The most memorable thing about the bill signing may wind up being Joe Biden dropping an f-bomb live on the major news networks. Now, I certainly don’t get rankled over garden-variety cursing, but there comes a point where that sort of stuff just doesn’t work for you any longer. When I took the .org down a more "professional" path after grad school, I made a decision to avoid swearing in here any longer for fear of missing out on potential job opportunities and the like. Still, things like this make you wonder why anyone lets Biden around a live microphone. He’s the inverse of Obama: for every one brilliant thing he says (let’s keep in mind this is the man who pretty much doomed Rudy Giuliani’s presidential aspirations with his "a noun, and a verb, and 09.11" crack), he says a hundred really dumb ones. Obama is unquestionably one of the great orators of our time; they don’t need to put Biden up there to make Obama look good by comparison.

I was hoping that the signing of the bill might make the Republicans stop saying really stupid things, but so far that hasn’t been the case. John McCain pledging "no more cooperation" with the Democrats is like Paris Hilton saying she’s no longer going to make insightful comments about the Middle East peace process; there was nothing there to start with. Because the Republicans and their sycophants-in-arms in the various Tea Party movements have done such a thorough job in attempting to portray Obama as the anti-Christ — a quarter of Republicans already believe that to be the case — we’re seeing that the Republicans are already forced to campaign on completely repealing the bill, even though some parts of it, like stopping health insurers from denying coverage due to pre-existing conditions, enjoy wide and relatively bipartisan support. That’s going to cost Republicans a lot come November unless they can find a way to moderate their message while still keeping the right-wing nutjobs motivated enough to come to the polls. It would be foolish to prognosticate November’s elections in March, but unless the Republicans find a way around this problem, there’s no way I can see them retaking either house of Congress. (They’ll gain seats, but that was due to happen after the last two Democratic landslides anyway.)

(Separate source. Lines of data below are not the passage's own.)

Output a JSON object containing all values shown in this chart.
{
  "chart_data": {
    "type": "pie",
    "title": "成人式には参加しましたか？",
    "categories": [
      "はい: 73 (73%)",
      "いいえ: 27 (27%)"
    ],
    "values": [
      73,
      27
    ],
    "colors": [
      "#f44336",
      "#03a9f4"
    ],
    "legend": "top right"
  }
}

The question now is what will happen between now and 2014, when the last parts of the health care bill take effect and we all have to buy insurance or pay penalties to the government. Now that "the bill" is passed, there’s already talk of trying to get a public health insurance plan in under a separate bill, but right now the American public is overdosed on health care. Strategically it’s probably better to leave that until after the midterm elections, and going for Wall Street reform is tactically the best thing the Democrats could do right now, since big banks and brokers are one of the few things most Americans hate more than politicians. I hope that there is a return to health care debate next year, though, and that we can get either a public option or, better still, a single-payer system put into place. The bill that was just passed was a mixed bag at best, and come 2014 I’m not sure I want to know what it will be like trying to purchase a health care plan for myself, unless I somehow get a full-time job with benefits before then.